In my uninformed opinion the first 2 look rich and the second 2 look OK.

I don't put too much stock in plug color.

For me, it's about how the engine runs: idles steady, accelerates from idle to full throttle in each gear with no hesitations or flat spots.

My TW ran fine with a plug that looked like this:

Way too rich, even for me, but the bike ran good. It did have an occasional miss at idle.

I have since changed the plug to an iridium...no more miss...but that may just be due to it being a new plug.

I also changed my main jet from a 130 to a 128...but that's another story.

Before you go too far chasing demons, check your ignition with a timing light.

jb
Hey JB,

Got my carb apart, troubleshooting. Read your post here. I'm assuming your rich plug readings were with the #130 main jet installed, causing you to switch to the #128? I'm wondering if you've been happier with the #128? How has that change affected running/performance?

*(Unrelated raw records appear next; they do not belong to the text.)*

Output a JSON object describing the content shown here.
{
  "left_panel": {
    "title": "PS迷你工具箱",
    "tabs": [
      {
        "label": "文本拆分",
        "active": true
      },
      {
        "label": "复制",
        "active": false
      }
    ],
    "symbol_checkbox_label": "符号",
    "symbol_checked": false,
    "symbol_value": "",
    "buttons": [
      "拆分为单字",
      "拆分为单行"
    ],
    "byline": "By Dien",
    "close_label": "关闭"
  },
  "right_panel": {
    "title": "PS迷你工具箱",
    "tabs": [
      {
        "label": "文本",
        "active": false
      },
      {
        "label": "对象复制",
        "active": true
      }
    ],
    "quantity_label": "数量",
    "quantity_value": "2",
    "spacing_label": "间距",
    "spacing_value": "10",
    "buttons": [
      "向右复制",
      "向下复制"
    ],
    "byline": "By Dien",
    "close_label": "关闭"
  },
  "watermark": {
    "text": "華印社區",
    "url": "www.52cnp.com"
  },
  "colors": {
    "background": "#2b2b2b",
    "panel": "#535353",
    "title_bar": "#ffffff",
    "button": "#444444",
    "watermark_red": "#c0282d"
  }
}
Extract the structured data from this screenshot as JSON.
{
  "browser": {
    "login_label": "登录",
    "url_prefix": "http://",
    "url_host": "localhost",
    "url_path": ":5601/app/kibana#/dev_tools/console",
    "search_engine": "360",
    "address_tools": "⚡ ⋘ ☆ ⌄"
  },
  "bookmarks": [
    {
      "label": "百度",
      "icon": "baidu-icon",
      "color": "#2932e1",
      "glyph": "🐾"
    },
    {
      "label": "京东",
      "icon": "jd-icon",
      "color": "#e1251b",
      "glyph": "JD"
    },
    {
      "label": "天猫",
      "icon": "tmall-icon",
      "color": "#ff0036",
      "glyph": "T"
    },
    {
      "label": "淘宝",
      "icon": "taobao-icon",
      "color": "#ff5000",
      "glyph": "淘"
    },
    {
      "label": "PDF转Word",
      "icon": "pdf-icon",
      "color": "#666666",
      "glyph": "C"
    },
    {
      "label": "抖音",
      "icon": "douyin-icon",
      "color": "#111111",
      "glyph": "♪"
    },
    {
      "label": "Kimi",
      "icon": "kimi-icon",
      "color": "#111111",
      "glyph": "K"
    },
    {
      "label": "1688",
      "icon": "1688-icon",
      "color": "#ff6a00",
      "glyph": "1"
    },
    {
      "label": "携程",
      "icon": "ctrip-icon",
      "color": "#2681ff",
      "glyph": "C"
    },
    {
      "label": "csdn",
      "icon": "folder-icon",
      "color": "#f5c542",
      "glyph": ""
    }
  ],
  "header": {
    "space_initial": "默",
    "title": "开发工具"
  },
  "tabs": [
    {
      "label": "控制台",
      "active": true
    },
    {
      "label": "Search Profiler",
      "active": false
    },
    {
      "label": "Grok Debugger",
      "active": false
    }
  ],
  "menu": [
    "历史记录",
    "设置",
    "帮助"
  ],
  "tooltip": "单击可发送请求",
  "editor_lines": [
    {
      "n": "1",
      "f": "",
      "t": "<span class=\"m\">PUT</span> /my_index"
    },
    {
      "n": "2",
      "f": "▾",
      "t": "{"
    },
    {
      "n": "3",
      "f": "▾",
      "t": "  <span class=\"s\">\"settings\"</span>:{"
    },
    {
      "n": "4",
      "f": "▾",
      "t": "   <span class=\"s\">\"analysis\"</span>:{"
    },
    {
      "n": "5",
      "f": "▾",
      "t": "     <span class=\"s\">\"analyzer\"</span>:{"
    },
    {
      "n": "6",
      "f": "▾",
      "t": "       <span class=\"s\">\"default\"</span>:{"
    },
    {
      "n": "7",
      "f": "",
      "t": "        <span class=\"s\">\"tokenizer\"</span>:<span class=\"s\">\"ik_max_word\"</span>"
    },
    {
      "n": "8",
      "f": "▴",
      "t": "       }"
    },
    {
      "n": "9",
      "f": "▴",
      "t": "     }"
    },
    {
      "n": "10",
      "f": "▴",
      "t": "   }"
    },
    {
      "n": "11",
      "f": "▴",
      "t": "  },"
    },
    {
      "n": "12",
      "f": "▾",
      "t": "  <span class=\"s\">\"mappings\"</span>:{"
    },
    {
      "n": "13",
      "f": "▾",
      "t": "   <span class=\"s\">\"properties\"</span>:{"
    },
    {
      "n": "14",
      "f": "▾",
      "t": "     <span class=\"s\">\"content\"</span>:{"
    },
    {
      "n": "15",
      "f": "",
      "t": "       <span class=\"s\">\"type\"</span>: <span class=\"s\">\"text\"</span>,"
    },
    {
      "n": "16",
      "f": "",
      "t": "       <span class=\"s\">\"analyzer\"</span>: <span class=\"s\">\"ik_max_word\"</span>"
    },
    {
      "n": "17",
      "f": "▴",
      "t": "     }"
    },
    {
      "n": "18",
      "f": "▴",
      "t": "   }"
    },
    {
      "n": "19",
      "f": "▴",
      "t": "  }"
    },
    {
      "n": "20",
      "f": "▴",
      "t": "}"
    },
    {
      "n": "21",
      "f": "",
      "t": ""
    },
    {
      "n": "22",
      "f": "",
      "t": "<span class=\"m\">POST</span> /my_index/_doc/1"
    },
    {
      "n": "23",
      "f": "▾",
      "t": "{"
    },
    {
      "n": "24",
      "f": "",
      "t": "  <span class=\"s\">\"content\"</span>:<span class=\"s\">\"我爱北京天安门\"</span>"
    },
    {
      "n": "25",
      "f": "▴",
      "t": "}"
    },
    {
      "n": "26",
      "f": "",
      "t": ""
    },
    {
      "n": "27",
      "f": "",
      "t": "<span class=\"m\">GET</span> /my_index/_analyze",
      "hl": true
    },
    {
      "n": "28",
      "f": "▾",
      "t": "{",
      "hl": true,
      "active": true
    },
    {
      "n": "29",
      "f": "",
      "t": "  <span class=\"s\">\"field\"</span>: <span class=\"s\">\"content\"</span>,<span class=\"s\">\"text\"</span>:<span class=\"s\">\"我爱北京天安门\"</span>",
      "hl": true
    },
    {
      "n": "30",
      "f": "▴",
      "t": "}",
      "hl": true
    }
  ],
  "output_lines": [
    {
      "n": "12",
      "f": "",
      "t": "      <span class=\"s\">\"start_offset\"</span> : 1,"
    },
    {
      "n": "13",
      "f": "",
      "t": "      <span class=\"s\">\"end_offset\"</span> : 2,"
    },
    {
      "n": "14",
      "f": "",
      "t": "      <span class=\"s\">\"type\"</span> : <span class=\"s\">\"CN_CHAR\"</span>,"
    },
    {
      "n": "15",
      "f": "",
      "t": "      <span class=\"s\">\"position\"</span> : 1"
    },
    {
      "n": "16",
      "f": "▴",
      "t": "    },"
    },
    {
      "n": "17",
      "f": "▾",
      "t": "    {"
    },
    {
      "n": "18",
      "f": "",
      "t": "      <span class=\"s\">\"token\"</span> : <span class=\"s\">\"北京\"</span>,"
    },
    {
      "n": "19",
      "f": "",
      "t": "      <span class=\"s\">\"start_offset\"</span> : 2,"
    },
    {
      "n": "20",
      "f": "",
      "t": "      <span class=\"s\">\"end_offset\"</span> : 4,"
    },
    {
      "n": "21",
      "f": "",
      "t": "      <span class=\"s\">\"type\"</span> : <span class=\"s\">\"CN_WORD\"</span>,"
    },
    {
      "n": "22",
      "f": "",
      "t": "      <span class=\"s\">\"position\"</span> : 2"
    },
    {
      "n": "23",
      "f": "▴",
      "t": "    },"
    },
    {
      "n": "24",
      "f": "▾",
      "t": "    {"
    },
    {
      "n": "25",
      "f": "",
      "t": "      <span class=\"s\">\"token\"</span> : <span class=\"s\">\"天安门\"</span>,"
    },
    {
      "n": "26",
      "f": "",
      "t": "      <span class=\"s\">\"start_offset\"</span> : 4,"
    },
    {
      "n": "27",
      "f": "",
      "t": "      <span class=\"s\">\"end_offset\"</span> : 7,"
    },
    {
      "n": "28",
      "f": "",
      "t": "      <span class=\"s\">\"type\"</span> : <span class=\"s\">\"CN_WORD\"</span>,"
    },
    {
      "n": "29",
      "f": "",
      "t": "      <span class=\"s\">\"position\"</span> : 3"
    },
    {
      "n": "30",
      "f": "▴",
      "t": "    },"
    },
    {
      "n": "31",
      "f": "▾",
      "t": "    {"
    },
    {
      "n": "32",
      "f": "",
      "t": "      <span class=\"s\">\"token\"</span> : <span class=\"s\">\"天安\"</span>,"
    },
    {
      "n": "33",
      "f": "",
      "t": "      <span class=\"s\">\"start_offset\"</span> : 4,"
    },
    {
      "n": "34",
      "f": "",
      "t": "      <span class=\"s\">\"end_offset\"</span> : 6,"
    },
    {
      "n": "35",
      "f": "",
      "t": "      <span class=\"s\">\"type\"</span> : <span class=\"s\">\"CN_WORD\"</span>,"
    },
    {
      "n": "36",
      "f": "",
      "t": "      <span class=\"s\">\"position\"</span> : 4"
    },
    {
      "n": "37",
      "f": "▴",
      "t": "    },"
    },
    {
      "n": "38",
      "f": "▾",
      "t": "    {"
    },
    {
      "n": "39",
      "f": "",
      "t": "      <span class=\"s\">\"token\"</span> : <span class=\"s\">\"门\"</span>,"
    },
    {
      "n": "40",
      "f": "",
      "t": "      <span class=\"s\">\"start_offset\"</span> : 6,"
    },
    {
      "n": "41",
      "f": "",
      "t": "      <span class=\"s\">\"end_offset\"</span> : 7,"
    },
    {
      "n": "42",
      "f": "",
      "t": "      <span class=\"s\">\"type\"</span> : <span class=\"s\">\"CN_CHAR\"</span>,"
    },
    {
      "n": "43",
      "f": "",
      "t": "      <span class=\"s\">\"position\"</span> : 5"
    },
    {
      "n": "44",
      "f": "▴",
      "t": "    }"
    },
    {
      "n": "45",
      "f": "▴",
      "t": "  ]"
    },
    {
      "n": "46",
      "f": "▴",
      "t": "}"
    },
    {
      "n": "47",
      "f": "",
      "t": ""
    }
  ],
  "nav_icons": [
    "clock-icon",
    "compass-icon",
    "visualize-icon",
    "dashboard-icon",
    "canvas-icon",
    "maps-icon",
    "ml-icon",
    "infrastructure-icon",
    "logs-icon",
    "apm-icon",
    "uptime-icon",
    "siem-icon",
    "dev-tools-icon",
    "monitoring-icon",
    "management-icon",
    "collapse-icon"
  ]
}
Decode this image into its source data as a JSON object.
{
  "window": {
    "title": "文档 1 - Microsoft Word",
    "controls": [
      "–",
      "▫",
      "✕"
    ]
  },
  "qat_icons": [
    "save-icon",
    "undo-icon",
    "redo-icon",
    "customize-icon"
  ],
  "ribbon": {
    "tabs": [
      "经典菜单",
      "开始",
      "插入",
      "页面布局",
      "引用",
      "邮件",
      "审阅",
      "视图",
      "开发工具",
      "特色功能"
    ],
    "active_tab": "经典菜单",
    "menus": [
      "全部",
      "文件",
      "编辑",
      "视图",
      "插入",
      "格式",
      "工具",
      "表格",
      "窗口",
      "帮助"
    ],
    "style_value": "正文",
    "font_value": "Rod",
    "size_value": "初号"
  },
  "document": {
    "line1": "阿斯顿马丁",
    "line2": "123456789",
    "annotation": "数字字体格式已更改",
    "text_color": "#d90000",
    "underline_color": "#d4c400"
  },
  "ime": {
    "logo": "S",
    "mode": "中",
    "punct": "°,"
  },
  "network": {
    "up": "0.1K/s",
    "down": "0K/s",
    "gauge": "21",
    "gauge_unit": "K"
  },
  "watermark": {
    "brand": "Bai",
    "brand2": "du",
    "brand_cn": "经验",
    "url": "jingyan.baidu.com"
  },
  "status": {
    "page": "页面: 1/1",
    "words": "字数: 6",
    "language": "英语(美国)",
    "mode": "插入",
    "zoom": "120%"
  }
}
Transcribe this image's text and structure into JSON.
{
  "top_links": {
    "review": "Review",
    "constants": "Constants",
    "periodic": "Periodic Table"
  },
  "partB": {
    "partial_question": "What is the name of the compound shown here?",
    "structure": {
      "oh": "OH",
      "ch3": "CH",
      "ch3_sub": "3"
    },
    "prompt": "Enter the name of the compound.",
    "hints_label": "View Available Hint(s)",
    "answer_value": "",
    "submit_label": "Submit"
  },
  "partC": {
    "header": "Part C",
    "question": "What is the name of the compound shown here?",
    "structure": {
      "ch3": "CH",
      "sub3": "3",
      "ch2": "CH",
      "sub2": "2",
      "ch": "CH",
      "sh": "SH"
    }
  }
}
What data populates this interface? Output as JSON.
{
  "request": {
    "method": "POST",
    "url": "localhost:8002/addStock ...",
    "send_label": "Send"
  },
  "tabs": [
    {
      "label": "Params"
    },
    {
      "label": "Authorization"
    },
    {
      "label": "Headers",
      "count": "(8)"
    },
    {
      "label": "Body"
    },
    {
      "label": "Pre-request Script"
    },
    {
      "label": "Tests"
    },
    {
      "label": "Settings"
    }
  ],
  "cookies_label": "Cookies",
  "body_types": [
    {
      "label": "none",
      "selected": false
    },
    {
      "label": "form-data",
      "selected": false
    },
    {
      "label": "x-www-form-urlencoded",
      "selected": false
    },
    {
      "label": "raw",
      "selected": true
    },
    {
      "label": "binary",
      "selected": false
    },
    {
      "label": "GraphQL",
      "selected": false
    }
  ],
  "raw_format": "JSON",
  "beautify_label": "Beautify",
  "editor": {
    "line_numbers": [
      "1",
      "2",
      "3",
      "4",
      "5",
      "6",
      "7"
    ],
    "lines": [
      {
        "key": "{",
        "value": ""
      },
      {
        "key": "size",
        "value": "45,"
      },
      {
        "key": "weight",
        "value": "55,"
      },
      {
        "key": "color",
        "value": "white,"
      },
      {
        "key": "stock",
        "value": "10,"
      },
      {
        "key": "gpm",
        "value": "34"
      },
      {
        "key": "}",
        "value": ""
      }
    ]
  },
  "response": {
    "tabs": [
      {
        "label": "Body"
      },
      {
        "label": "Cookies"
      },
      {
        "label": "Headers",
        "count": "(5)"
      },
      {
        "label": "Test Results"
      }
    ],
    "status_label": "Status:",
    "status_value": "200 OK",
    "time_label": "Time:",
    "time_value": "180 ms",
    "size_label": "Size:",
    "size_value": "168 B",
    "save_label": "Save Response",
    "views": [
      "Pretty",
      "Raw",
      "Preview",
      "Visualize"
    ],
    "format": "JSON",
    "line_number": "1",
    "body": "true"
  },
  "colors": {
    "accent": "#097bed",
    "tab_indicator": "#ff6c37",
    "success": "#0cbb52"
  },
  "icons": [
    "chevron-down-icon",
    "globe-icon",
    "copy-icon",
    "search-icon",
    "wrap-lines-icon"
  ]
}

Asking because right now, I have the following setup:

#130 main jet (I have a #128 in hand)
Qty (3) 0.01" washer shims on main needle
Air/fuel adjuster bolt 2.5 turns out from bottom
OE exhaust
OE air box

Sorting out a non-start, pretty sure related to needle valve/float issue. Considering taking out 1 shim & switching to #128 main jet while it's all opened up again. Second guessing my current setup. Any advice appreciated.